The use-cases libei attempts to solve are:

  • on-demand input device emulation, e.g. xdotool or more generically the
  • XTEST extension
  • input forwarding, e.g. synergy

https://gitlab.freedesktop.org/libinput/libei/-/issues/1

It's all WIP at this point, though. But if you're looking for a protocol extension, this appears to be it (or more specifically, the blessed alternative).

Edit: My bad, you're already aware.

I'm hearing a lot about barrier client support but not a lot about server support. Currently with barrier server running under Wayland I can only control the client if my mouse happens to be over an XWayland window, also mouse capture doesn't seem to work. I'm curious what the current plan for the server side is

Synergy company CEO was active on this issue. I think they may have coded that already or partially. In this case, it'll be better if he provided some useful resources or details for community instead ask such weird type questions o_0

Is anyone using XWayland here?

I think, may be @nbolton expected some beta testers?

Is anyone using XWayland here?

However i'm using wayland on ubuntu 21.04. Let me know if you need any help @nbolton

Synergy company CEO was active on this issue. I think they may have coded that already or partially. In this case, it'll be better if he provided some useful resources or details for community instead ask such weird type questions o_0

Is anyone using XWayland here?

I think, may be @nbolton expected some beta testers?

I think it's fair to assume that >95% of people running wayland are also running xwayland.

instead ask such weird type questions o_0

Please follow the Wayland issue on the Synergy GitHub project for updates.

Happy to talk about it if you want to drop me an email: nick@symless.com

I think it's time for me to bow out of this thread.

I don't have any intention to harass you; as mentioned above you're the CEO of synergy and we know barrier is a fork of your company software, if you decided to change that project to closed source then synergy will continue its business but barrier may not goes well.
In this case, indirectly i wanted to suggest you to drop some resources to this community that may helpful to this project maintainers (you can see their effort for address this problem)

@ackstorm23 A update from @nbolton today

When Nvidia XWayland support is out, then Wayland will really start to take off
https://www.phoronix.com/scan.php?page=news_item&px=NVIDIA-GL-VLK-XWayland

The comment details express that looks like already or partially implemented but your comment and silent made feel boring.

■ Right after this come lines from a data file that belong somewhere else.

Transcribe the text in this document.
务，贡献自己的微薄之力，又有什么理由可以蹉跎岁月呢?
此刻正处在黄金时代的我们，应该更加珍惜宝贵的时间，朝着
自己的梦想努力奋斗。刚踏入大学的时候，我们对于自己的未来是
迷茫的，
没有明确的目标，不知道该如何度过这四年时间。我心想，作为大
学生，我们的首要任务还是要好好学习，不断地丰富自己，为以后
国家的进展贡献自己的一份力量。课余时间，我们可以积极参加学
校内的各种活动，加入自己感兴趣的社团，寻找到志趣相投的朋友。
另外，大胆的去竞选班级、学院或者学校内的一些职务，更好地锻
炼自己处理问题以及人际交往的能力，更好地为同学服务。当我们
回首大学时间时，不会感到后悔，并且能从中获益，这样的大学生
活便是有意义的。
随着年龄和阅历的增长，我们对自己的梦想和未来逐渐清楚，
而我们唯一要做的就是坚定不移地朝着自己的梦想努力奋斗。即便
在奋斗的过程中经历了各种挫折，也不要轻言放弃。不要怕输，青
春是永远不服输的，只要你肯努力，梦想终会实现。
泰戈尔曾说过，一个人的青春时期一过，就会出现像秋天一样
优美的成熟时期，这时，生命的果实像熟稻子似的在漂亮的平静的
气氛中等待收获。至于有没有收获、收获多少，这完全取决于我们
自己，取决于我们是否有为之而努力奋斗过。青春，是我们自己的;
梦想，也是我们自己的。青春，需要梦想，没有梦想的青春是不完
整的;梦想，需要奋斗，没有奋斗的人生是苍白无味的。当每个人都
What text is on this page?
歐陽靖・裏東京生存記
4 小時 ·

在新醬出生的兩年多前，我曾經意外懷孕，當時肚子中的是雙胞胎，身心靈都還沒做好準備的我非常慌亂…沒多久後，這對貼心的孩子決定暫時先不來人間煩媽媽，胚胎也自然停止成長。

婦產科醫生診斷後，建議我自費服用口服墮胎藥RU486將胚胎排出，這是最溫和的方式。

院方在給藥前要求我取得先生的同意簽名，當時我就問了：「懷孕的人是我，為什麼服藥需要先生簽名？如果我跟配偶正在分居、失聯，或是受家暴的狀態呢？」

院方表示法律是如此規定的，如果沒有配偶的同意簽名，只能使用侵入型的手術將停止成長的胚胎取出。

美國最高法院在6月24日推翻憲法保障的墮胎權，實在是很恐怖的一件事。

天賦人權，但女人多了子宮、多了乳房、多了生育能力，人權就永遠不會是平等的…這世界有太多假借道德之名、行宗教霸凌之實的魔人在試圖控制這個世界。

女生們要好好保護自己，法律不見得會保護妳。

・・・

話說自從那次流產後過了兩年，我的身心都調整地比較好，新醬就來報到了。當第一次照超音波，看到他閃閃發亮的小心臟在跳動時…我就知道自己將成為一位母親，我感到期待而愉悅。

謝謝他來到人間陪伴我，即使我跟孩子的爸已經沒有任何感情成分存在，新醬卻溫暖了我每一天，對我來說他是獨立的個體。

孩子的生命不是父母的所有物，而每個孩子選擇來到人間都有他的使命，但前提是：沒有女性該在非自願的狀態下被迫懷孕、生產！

Is anyone using XWayland here?

@naDevi: Synergy is a for-profit company. It has the financial incentive to stay a step ahead of Barrier, and Wayland support would present a significant advantage to drive sales. Asking them to give-away that competitive advantage - should they ever achieve it - is like asking someone to kill himself for you.

I paid for Synergy two or three times over the years. To be perfectly honest, I haven't ever had the feeling that this was money well spent. I switched to barrier because I was unhappy with the state of Synergy. I am not confident that they solve Wayland before anyone else. If they do, good for them. But I wouldn't wait for it.

@p12tic any progress to report?

As it has been over 3 months since 2k was collected, has the wayland work been started as promised?

You're right, the bountysource is at $2550.42 at the moment. It crossed the $2000 on March 29th.

The amount in the post at the top hasn't been updated since january.